Saturday, 25 March 2017
Last updated 1 day ago
Mar 27 2008 | 2:22pm ET
Just six months after leading a bailout of one its quantitative hedge funds, Goldman Sachs is following its investors by pulling most of its investment out.
The firm has withdrawn $1.8 billion from its Global Equity Opportunities Fund, the Financial Times reports. In August, the firm led a $3 billion capital injection, which included $1 billion from investor Eli Broad and hedge fund Perry Capital, as well as $2 billion of its own money, to shore up the fund, which like its fellow quants was beset by big investment losses and redemption requests. Broad and Perry have withdrawn their investments, as well.
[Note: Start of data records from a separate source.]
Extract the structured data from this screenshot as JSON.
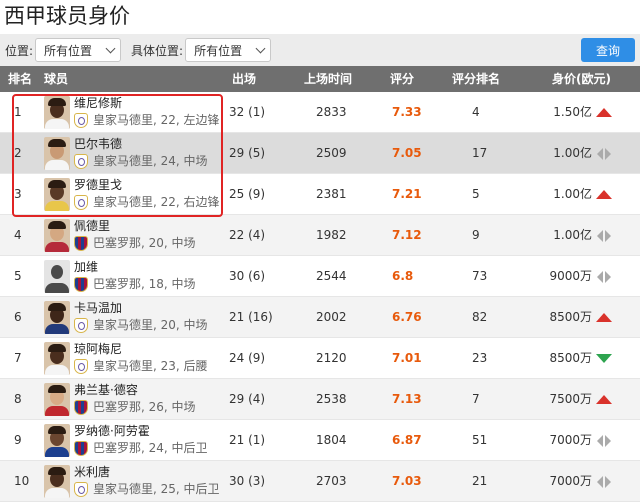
{
  "page_title": "西甲球员身价",
  "filters": {
    "position_label": "位置:",
    "position_value": "所有位置",
    "detail_label": "具体位置:",
    "detail_value": "所有位置",
    "query_label": "查询"
  },
  "columns": [
    "排名",
    "球员",
    "出场",
    "上场时间",
    "评分",
    "评分排名",
    "身价(欧元)"
  ],
  "colors": {
    "header_bg": "#6f6f6f",
    "rating": "#e85a0c",
    "up": "#d9322b",
    "down": "#2ea44f",
    "flat": "#aaaaaa",
    "button": "#2f8ee6",
    "highlight": "#e02424"
  },
  "rows": [
    {
      "rank": "1",
      "name": "维尼修斯",
      "team": "皇家马德里",
      "info": "皇家马德里, 22, 左边锋",
      "apps": "32 (1)",
      "minutes": "2833",
      "rating": "7.33",
      "rating_rank": "4",
      "value": "1.50亿",
      "trend": "up",
      "skin": "#4a2e1e",
      "shirt": "#f5f5f5"
    },
    {
      "rank": "2",
      "name": "巴尔韦德",
      "team": "皇家马德里",
      "info": "皇家马德里, 24, 中场",
      "apps": "29 (5)",
      "minutes": "2509",
      "rating": "7.05",
      "rating_rank": "17",
      "value": "1.00亿",
      "trend": "flat",
      "skin": "#c99a74",
      "shirt": "#f5f5f5"
    },
    {
      "rank": "3",
      "name": "罗德里戈",
      "team": "皇家马德里",
      "info": "皇家马德里, 22, 右边锋",
      "apps": "25 (9)",
      "minutes": "2381",
      "rating": "7.21",
      "rating_rank": "5",
      "value": "1.00亿",
      "trend": "up",
      "skin": "#5a3a26",
      "shirt": "#e8c64a"
    },
    {
      "rank": "4",
      "name": "佩德里",
      "team": "巴塞罗那",
      "info": "巴塞罗那, 20, 中场",
      "apps": "22 (4)",
      "minutes": "1982",
      "rating": "7.12",
      "rating_rank": "9",
      "value": "1.00亿",
      "trend": "flat",
      "skin": "#d4a882",
      "shirt": "#b52a3a"
    },
    {
      "rank": "5",
      "name": "加维",
      "team": "巴塞罗那",
      "info": "巴塞罗那, 18, 中场",
      "apps": "30 (6)",
      "minutes": "2544",
      "rating": "6.8",
      "rating_rank": "73",
      "value": "9000万",
      "trend": "flat",
      "skin": "silhouette",
      "shirt": "#555"
    },
    {
      "rank": "6",
      "name": "卡马温加",
      "team": "皇家马德里",
      "info": "皇家马德里, 20, 中场",
      "apps": "21 (16)",
      "minutes": "2002",
      "rating": "6.76",
      "rating_rank": "82",
      "value": "8500万",
      "trend": "up",
      "skin": "#3e2619",
      "shirt": "#223a7a"
    },
    {
      "rank": "7",
      "name": "琼阿梅尼",
      "team": "皇家马德里",
      "info": "皇家马德里, 23, 后腰",
      "apps": "24 (9)",
      "minutes": "2120",
      "rating": "7.01",
      "rating_rank": "23",
      "value": "8500万",
      "trend": "down",
      "skin": "#4a2e1e",
      "shirt": "#f5f5f5"
    },
    {
      "rank": "8",
      "name": "弗兰基·德容",
      "team": "巴塞罗那",
      "info": "巴塞罗那, 26, 中场",
      "apps": "29 (4)",
      "minutes": "2538",
      "rating": "7.13",
      "rating_rank": "7",
      "value": "7500万",
      "trend": "up",
      "skin": "#d8ab86",
      "shirt": "#c0282e"
    },
    {
      "rank": "9",
      "name": "罗纳德·阿劳霍",
      "team": "巴塞罗那",
      "info": "巴塞罗那, 24, 中后卫",
      "apps": "21 (1)",
      "minutes": "1804",
      "rating": "6.87",
      "rating_rank": "51",
      "value": "7000万",
      "trend": "flat",
      "skin": "#6b4630",
      "shirt": "#1d3f8f"
    },
    {
      "rank": "10",
      "name": "米利唐",
      "team": "皇家马德里",
      "info": "皇家马德里, 25, 中后卫",
      "apps": "30 (3)",
      "minutes": "2703",
      "rating": "7.03",
      "rating_rank": "21",
      "value": "7000万",
      "trend": "flat",
      "skin": "#4a2e1e",
      "shirt": "#f5f5f5"
    }
  ]
}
Goldman is maintaining a $200 million investment in the fund, which now manages just $1.2 billion, down from more than $5 billion before it posted huge losses during this summer’s market turmoil. It withdrew the bulk of its investment at the end of last month, its first chance under the terms it set in making the investment in August.
The firm told investors in GEO of its redemption last week.
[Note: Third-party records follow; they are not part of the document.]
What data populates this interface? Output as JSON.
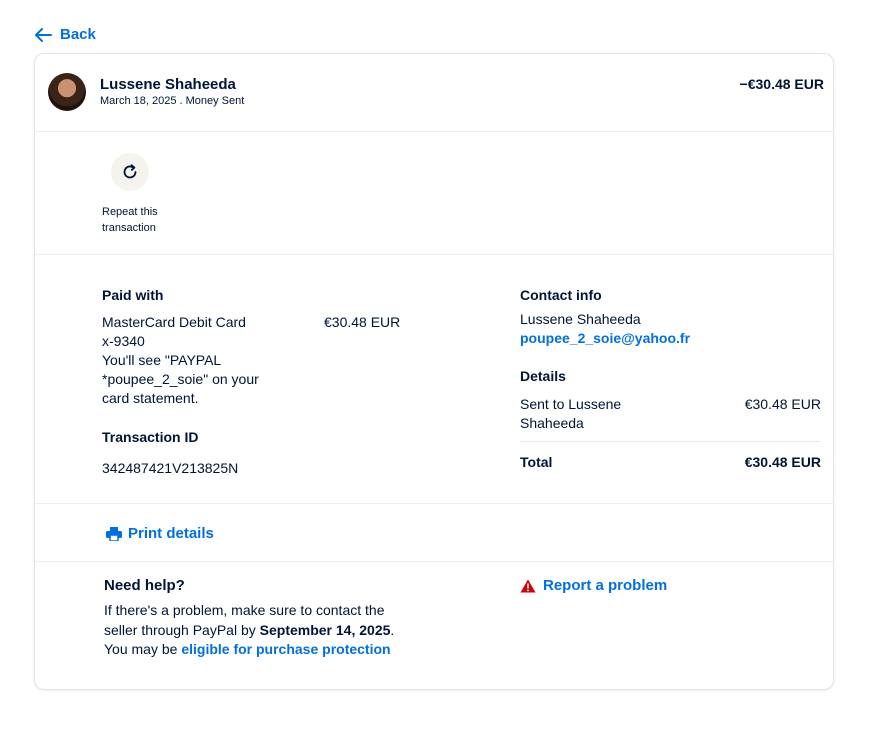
{
  "nav": {
    "back_label": "Back"
  },
  "header": {
    "name": "Lussene Shaheeda",
    "subtitle": "March 18, 2025 . Money Sent",
    "amount": "−€30.48 EUR"
  },
  "actions": {
    "repeat_label": "Repeat this transaction"
  },
  "payment": {
    "heading": "Paid with",
    "method": "MasterCard Debit Card",
    "card_suffix": "x-9340",
    "statement_note": "You'll see \"PAYPAL *poupee_2_soie\" on your card statement.",
    "amount": "€30.48 EUR"
  },
  "transaction": {
    "heading": "Transaction ID",
    "id": "342487421V213825N"
  },
  "contact": {
    "heading": "Contact info",
    "name": "Lussene Shaheeda",
    "email": "poupee_2_soie@yahoo.fr"
  },
  "details": {
    "heading": "Details",
    "line_label": "Sent to Lussene Shaheeda",
    "line_amount": "€30.48 EUR",
    "total_label": "Total",
    "total_amount": "€30.48 EUR"
  },
  "print": {
    "label": "Print details"
  },
  "help": {
    "heading": "Need help?",
    "text_1": "If there's a problem, make sure to contact the seller through PayPal by ",
    "deadline": "September 14, 2025",
    "text_2": ". You may be ",
    "link": "eligible for purchase protection"
  },
  "report": {
    "label": "Report a problem"
  },
  "colors": {
    "accent": "#0070e0",
    "text": "#001435",
    "warning": "#d20000"
  }
}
Goldman reportedly has no plans to liquidate the fund—earlier this year the firm closed one of its other troubled quant funds, North American Opportunities—hoping instead that improving performance can keep the fund going. Soon after its bailout, the fund posted big gains, returning as much as 15% in the weeks following the capital infusion. Much of that gain was lost through the rest of the year, but Goldman still profited from its bailout: The onshore version of the fund earned Goldman a 6% return, while the offshore version earned it a more modest 3.7%.